Professor Philip Zimbardo is an academic renowned for his infamous Prison Experiments, where a group of young men were pushed beyond ethical and moral boundaries to commit physical and psychological violence against each other. Since then, Professor Zimbardo has developed a research agenda that looks at the use and abuse of power. Now, in his new e-book, based on a survey for TED and a partial review of the academic literature, he has turned to writing about masculinity and a supposed downfall of men in America.

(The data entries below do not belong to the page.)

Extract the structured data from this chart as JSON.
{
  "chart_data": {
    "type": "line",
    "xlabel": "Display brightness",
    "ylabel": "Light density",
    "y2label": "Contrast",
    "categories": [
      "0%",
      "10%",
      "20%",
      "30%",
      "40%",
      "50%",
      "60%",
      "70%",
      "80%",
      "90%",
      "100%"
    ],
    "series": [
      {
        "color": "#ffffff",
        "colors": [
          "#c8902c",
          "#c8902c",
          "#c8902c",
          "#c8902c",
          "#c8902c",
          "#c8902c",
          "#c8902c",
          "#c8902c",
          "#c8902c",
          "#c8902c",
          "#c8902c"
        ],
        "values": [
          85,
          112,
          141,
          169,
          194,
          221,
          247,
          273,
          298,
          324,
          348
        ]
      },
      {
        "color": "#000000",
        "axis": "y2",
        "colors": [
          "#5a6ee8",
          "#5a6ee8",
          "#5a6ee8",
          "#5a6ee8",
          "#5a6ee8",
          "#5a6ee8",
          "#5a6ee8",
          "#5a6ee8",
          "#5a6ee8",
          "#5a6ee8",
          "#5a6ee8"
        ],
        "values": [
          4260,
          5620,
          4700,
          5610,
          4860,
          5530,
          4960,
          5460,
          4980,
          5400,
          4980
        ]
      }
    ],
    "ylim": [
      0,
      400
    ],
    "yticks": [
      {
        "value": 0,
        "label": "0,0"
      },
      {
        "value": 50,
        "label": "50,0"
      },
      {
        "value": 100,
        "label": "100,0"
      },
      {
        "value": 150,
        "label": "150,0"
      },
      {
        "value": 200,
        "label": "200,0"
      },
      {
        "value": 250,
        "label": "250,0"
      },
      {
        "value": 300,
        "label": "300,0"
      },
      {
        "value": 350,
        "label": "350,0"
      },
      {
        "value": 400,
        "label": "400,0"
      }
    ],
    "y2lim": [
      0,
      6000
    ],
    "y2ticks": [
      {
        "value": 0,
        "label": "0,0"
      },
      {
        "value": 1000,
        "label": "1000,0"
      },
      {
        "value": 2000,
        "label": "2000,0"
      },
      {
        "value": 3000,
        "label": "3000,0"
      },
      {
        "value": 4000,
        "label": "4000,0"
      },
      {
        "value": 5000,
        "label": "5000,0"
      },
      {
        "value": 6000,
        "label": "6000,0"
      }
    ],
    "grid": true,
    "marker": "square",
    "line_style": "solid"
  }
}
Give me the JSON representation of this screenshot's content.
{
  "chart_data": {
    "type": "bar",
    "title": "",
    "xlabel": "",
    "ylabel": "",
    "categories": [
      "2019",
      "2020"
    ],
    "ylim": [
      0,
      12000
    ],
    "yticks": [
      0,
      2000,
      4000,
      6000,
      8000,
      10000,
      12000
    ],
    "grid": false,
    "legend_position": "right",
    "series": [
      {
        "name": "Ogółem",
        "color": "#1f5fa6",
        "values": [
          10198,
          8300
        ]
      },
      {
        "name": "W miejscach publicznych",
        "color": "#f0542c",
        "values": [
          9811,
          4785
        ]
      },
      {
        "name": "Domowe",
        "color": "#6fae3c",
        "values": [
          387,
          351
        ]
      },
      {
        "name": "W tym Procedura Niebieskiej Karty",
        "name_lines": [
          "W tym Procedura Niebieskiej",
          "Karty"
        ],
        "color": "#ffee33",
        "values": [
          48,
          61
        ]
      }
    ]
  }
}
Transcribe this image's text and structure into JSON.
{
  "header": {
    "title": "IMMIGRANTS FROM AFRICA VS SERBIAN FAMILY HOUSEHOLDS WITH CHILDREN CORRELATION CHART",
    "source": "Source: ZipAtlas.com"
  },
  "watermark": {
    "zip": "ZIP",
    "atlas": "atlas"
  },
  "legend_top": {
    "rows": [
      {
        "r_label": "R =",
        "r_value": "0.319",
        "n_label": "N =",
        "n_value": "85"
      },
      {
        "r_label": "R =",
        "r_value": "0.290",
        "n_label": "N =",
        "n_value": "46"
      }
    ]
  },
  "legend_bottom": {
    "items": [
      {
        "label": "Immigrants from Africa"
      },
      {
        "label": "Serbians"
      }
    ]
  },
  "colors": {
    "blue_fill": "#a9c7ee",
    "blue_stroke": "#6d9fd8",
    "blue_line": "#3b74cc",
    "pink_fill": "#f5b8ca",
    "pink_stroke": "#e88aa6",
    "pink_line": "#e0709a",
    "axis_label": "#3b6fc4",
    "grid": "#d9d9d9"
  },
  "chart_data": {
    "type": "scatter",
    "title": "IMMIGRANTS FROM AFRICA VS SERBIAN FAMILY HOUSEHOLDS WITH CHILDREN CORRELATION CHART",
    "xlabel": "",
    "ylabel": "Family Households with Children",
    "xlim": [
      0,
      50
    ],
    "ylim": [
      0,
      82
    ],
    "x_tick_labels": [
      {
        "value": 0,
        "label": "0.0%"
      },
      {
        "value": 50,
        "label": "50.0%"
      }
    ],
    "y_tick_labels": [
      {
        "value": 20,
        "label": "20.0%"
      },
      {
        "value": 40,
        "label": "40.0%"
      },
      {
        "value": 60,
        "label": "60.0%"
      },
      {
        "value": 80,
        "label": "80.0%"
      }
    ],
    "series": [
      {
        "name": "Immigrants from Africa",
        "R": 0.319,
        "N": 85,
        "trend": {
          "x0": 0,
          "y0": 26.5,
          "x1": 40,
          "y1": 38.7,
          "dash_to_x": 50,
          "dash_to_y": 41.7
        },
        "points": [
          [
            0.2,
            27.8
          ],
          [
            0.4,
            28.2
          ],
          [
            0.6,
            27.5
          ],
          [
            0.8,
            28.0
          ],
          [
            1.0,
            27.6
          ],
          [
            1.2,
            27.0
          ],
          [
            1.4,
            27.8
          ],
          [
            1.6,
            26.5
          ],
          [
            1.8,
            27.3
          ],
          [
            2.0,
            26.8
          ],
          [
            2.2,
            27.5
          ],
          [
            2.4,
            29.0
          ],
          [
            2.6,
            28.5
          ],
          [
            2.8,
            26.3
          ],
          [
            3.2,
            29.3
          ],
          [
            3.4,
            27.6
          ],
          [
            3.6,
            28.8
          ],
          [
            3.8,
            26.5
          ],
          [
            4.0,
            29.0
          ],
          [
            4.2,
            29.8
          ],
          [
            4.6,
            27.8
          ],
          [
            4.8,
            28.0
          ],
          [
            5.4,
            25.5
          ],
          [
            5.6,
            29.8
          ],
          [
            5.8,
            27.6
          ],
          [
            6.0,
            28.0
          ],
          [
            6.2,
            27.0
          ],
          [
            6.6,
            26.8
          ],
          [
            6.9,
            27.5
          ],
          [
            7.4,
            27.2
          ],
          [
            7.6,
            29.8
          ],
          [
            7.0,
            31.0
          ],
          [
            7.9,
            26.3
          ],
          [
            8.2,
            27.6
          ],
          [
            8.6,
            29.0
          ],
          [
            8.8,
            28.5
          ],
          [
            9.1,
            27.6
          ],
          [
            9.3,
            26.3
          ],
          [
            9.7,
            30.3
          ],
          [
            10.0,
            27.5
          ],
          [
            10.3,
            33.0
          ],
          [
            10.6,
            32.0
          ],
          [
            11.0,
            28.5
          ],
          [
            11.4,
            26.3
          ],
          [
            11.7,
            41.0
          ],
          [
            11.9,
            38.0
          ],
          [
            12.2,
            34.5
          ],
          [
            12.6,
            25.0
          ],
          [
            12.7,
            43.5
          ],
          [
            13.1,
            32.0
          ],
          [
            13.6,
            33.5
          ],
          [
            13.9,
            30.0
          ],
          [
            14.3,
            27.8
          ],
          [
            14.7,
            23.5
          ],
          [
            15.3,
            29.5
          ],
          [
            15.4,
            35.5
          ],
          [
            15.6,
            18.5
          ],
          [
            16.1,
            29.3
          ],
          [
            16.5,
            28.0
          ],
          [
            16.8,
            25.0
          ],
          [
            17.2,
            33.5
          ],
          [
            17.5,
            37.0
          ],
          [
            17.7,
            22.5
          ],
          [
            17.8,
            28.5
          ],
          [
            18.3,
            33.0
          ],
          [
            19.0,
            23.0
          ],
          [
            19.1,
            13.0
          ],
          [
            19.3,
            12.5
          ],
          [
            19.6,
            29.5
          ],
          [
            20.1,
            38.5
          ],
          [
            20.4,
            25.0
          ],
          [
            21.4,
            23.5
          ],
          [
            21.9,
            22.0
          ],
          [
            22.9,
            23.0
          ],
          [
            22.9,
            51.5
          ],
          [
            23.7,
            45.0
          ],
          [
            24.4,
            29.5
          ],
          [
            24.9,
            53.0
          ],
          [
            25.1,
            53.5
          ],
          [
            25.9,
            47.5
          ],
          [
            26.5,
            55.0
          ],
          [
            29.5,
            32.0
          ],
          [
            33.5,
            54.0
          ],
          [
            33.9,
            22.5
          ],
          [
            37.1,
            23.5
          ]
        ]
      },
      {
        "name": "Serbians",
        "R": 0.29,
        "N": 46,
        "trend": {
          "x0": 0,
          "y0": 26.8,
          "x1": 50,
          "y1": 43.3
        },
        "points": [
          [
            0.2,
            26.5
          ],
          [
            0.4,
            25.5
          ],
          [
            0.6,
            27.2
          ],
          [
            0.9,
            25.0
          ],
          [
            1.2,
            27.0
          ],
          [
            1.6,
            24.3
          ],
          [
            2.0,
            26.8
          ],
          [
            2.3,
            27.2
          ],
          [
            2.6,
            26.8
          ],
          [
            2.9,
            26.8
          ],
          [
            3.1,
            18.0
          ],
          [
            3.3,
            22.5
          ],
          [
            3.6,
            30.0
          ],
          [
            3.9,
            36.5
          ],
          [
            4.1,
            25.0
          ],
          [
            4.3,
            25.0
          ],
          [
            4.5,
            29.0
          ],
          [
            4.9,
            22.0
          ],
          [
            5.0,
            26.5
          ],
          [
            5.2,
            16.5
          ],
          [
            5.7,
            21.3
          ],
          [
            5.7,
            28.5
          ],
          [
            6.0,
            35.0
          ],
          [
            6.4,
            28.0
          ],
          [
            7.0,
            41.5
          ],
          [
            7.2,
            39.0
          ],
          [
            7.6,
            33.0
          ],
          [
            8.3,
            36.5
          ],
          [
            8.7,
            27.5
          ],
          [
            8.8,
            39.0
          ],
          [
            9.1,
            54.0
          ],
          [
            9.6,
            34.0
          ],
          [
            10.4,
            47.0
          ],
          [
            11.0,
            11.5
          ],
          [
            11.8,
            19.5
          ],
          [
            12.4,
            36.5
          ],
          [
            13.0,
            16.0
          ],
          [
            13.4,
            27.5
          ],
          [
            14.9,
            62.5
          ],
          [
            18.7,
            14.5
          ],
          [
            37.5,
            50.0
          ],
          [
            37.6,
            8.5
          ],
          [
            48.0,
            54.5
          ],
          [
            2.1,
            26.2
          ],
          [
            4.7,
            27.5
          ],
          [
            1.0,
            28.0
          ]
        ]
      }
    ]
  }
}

In The Demise of Guys, Professor Zimbardo argues that young men are struggling: emasculated by dominant women and infantilized by parents whom they continue to live with, young men are eschewing work, marriage and responsibility in favor of porn, video games and online friendships. The bleak picture that Zimbardo paints is attributed to changing social structures and “the dramatic rise of gals.” Masculinity, it seems, is in crisis. Again.
Yet peer-reviewed academic research tells a different story. For example, Professor Eric Anderson
has written about
the positive changes in the behaviors and attitudes of young men. In his ethnographies of sport teams
and fraternities across America, Anderson describes these men as exhibiting inclusive masculinities: renouncing homophobia, being more inclusive of women and opening up emotionally. This is supported by my own ethnographic research
in the United Kingdom, where things are even better: these young men put great value in maintaining emotionally rich friendships; openly gay peers are socially included; and teenage boys no longer have to distance themselves from school work in case they are seen as “boffins” or “nerds.” In fact, what matters is being true to oneself—whether you are a goth or a jock, a nerd or a musician, you can be popular as long as you are authentic about who you are. Rather than being in crisis, these young men are flourishing.
So, how can we explain the stark difference between the men described in Professor Zimbardo’s book and those in the academic literature? First, it is clear that a survey and selective literature review is no substitute for the richness of data provided by ethnographic research. But I suspect rather more important is the masculinity that we, the writers, value. For example, I agree with many of the “symptoms” Zimbardo discusses. Young men are undoubtedly living longer with their parents (a result of changing labor markets and something which women are also experiencing); they are playing video games, tweeting and maybe even reading blogs such as these; and they are, of course, watching porn. The difference is that I don’t see these changes as an indictment of masculinity.
It seems that Professor Zimbardo is yearning for a masculinity that I am glad has demised. Discussing an academic who was instrumental in stopping his notorious prison experiment, Zimbardo wrote, “The security of my men and the stability of my prison was at stake, and now, I had to deal with this bleeding-heart, liberal, academic, effete dingdong who was concerned about the independent variable!” It is clear that Zimbardo values a form of masculinity where men are castigated for being feminine, caring, liberal or soft in any way.
It is a sad fact that some men do struggle today. We live in hard economic times, with joblessness the blight of too many young lives. Yet this threat is about failed economic models, not masculinity. Young men are casting off the orthodox notions of what it means to be a man and they are embracing their softer sides. It is something we should celebrate.